Alex Ndibwami of Uganda Martyrs University offers his perspective on urbanisation in Uganda, and its energy challenges.
Today’s municipalities as we know them are the cities of tomorrow. I have come to terms with the fact that cities are inevitable but, much as development of any sorts borrows from global trends, it is also possible to plan how sustainably a society will harness the resources the environment provides. If only as a warning, it has been predicted that the least developed countries unfortunately, will have the least resilience in the event of any [imminent] natural disasters – the consequence of a wasteful attitude toward our natural resources.
Top of the list of resources is energy, or rather where it is harnessed. Energy at a social level contributes to how we live, how we work, how we relate, how we think and how we consume. But for some time and now, today – the main question is about how efficiently it is used and how accessible it is.
In Uganda, like any other (Sub-Saharan African) society, there are a number of different sources of energy and end uses. Hydro is a ‘popular’ albeit unreliable source of energy and in households for example, this electricity: is used for lighting, cooking, among other household needs or luxuries. Nationally though, wood based fuel is the most utilised resource because it is not only affordable, but fits within the traditional way of living and preparing meals. The urban dimension of things however, requires us to look beyond that household threshold to how accessible for example electricity is and how efficiently oil/gas is used and perhaps what alternatives there are in order to mitigate the impacts of (uncontrolled) consumption at both domestic and commercial scale.
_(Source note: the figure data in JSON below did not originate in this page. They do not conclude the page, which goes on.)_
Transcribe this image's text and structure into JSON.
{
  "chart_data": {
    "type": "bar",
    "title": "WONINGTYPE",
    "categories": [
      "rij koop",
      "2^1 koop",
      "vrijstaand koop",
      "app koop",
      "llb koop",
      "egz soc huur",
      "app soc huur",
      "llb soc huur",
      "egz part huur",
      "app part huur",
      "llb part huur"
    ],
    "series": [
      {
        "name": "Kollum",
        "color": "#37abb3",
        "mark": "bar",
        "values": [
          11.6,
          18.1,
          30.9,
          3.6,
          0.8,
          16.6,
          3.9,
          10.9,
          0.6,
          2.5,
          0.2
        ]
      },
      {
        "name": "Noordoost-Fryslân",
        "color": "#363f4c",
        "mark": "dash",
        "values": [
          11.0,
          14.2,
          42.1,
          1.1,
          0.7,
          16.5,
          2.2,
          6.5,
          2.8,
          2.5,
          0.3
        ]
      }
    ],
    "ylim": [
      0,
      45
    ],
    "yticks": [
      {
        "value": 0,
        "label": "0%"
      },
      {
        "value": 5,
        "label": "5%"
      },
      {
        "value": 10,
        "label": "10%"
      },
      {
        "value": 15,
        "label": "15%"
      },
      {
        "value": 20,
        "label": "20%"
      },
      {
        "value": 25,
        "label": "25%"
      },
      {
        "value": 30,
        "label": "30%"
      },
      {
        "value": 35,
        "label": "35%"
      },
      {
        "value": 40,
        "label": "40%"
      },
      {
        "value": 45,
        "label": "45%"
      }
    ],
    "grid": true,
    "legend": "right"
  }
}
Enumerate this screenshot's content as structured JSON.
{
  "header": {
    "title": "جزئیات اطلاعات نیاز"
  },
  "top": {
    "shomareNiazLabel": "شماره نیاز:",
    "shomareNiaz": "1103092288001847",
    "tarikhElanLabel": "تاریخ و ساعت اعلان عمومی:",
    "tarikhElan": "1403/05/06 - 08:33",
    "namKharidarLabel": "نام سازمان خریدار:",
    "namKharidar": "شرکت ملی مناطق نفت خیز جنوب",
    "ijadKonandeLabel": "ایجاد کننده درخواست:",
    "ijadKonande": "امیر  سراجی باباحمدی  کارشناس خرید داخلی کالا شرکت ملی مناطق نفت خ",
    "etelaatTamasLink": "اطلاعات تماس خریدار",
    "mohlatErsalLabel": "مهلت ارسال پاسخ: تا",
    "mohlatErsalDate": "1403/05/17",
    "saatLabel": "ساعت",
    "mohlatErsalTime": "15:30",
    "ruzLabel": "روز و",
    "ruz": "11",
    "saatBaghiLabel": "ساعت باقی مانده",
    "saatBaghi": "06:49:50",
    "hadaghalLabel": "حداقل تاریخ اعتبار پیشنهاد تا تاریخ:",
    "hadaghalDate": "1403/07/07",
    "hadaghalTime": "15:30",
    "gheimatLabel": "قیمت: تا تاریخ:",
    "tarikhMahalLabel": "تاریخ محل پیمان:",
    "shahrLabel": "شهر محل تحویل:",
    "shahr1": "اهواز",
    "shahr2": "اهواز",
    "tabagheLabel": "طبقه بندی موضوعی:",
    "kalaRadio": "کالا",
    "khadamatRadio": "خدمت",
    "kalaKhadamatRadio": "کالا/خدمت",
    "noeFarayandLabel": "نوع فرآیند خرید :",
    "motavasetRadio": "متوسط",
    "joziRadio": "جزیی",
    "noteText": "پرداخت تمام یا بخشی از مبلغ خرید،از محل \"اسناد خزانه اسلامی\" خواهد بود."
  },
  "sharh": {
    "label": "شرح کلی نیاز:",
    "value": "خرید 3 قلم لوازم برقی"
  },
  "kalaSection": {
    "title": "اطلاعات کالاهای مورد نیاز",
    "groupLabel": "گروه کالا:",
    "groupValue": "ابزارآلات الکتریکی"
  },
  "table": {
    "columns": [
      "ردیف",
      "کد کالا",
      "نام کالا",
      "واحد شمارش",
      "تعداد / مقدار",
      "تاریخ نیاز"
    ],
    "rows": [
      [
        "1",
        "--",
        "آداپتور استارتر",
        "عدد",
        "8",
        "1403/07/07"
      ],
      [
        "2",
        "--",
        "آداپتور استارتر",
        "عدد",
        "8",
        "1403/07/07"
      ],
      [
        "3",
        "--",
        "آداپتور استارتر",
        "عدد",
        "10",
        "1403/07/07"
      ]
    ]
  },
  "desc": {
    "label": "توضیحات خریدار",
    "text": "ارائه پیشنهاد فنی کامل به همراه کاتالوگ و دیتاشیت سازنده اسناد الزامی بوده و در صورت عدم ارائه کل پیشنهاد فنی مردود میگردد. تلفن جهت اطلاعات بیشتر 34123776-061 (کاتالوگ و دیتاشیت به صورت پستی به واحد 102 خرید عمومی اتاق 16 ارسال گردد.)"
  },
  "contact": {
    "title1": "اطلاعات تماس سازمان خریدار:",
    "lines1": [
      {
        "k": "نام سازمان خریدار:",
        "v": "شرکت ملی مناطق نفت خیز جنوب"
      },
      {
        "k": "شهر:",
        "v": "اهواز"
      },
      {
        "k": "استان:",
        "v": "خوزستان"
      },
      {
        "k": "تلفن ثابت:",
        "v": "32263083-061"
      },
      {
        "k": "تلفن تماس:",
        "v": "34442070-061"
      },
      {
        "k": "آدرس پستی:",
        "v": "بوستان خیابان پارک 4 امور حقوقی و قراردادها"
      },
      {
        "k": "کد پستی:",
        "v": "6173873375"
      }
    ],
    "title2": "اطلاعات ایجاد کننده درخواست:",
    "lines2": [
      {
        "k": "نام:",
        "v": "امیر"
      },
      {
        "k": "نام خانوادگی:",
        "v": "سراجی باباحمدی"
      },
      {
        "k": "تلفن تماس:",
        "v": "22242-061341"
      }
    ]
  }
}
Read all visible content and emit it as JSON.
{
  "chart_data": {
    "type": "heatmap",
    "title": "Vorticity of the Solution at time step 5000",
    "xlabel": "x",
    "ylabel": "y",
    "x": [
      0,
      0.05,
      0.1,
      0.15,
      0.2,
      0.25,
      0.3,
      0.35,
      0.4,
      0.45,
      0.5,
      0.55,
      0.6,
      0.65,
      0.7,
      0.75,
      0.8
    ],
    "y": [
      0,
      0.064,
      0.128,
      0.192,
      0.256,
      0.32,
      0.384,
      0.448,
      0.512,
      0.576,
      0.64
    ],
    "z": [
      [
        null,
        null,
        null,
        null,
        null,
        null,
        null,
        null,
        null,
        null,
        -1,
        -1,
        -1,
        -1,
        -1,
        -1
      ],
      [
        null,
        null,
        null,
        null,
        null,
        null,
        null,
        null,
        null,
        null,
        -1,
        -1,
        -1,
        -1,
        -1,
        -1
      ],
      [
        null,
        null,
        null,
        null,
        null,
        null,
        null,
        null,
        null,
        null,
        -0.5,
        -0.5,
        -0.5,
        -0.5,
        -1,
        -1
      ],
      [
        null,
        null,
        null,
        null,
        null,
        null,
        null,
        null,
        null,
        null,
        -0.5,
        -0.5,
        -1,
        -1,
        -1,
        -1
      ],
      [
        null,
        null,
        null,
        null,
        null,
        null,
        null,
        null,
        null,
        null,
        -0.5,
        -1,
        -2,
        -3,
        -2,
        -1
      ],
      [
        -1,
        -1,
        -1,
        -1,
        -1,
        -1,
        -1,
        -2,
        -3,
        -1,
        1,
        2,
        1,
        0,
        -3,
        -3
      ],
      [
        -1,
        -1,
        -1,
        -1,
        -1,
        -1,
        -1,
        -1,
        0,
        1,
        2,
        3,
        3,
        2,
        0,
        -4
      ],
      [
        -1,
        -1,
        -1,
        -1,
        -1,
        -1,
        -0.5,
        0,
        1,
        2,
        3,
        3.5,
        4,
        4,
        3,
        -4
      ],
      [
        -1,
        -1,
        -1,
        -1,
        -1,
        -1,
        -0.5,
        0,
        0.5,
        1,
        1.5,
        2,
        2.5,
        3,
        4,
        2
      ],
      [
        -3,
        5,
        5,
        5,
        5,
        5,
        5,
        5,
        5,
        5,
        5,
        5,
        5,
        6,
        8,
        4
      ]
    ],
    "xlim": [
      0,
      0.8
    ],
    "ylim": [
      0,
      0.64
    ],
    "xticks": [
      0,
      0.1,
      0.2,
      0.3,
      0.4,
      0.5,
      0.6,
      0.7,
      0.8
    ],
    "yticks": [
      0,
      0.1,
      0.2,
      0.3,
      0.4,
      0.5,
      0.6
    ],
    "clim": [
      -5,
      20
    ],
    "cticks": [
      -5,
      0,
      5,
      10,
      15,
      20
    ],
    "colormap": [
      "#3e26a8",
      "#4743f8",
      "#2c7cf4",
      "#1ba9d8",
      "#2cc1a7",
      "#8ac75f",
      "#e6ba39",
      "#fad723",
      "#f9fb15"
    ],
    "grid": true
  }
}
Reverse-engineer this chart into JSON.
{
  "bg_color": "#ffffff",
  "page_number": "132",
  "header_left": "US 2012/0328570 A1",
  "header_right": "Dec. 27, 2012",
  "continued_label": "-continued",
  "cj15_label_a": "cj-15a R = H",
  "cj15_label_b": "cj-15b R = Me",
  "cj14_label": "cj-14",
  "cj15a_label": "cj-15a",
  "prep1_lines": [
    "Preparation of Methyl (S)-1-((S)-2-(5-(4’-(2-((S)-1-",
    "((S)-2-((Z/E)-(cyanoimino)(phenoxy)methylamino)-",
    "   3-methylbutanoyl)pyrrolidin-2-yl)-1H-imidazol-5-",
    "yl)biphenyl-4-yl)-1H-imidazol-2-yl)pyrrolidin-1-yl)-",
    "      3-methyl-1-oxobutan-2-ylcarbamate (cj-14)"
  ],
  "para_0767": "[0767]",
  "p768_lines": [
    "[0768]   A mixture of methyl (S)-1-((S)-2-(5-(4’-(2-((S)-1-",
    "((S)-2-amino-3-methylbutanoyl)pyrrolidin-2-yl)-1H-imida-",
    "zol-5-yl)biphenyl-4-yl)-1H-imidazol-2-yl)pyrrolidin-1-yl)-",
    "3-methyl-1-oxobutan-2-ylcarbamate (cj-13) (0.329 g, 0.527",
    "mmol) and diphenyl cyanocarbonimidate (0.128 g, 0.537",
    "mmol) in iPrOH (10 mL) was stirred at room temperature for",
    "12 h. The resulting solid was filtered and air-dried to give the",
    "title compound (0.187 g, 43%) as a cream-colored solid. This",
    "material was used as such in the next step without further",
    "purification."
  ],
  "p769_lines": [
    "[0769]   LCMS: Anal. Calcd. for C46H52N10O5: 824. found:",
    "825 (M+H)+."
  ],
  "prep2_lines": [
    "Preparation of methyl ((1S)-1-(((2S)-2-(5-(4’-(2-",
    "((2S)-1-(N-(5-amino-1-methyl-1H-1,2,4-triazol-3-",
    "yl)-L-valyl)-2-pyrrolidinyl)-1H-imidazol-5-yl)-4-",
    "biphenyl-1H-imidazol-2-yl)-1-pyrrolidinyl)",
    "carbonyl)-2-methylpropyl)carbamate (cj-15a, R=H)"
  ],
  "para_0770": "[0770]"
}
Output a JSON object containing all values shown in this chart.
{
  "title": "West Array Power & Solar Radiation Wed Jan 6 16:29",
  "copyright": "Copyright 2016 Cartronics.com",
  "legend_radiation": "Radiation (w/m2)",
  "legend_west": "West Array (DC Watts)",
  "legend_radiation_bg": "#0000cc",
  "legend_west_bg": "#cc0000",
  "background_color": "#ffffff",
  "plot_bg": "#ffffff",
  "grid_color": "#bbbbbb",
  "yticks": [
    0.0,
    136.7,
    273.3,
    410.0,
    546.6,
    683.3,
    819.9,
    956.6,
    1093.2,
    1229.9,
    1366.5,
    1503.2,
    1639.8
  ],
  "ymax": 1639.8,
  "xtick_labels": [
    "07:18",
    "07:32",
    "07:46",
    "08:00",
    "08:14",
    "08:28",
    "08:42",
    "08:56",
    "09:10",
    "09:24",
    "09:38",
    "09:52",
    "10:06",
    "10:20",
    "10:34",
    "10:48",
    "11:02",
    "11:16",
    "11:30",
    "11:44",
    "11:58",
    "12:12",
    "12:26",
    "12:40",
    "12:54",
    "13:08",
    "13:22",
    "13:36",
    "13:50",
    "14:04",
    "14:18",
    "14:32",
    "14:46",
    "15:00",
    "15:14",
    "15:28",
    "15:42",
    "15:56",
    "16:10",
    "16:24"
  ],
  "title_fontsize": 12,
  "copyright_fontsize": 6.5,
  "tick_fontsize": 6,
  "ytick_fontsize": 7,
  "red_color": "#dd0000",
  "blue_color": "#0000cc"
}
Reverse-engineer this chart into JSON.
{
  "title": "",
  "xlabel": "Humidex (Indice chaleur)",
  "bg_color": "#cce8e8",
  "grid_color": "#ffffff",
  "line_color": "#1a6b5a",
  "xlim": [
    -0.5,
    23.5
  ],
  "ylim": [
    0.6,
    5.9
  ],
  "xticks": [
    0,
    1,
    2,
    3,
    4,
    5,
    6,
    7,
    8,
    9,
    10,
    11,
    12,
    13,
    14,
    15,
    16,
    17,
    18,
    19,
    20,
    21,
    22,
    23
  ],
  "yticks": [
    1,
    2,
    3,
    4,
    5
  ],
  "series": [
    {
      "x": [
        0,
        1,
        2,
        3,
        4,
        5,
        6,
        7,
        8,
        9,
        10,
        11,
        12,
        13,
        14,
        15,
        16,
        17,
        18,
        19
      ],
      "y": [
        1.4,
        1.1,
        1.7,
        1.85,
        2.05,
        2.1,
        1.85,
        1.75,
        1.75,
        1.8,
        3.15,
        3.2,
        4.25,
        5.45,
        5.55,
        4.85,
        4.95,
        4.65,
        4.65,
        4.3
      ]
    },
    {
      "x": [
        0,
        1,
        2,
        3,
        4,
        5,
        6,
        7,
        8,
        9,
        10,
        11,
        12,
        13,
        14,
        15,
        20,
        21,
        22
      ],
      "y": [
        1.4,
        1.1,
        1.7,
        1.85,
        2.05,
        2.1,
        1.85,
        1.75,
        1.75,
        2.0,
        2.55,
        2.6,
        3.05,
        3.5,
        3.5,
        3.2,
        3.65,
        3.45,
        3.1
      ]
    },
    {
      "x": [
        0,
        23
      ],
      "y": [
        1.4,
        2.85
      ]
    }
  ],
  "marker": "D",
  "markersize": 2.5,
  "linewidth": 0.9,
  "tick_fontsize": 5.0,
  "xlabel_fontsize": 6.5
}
But, this is not a concern of many a consumer, because all they need to know is how to survive. Research initiatives are one way to fill this gap – to advance knowledge on how to deal with some of these issues. As such, it is a great privilege to be part of such a formidable team. Indeed, SAMSET is well situated to cater to as wide a context for Africa in West Africa (Ghana), East Africa (Uganda) and Southern Africa (South Africa); and such seasoned partners from the United Kingdom. The Faculty of the Built Environment at Uganda Martyrs University is committed to research on energy and SAMSET adds an action-oriented dimension for which we are eager to undertake. The level of service delivery and how far issues to do with energy are understood varies in each context; what is common though is that it ought to be improved. In this regard, the first network meeting reiterated the need for a careful stakeholder analysis and appreciation of cultures of reception. As such, for SAMSET to make significant strides, the selection of stakeholders has to take into account the contribution they will make and how strategically situated they are – in local government, community based organisations and the like. In addition, we will be dealing with municipal councils and their constituents whose context we have to appreciate for them to embrace any interventions.
We look forward to a successful project.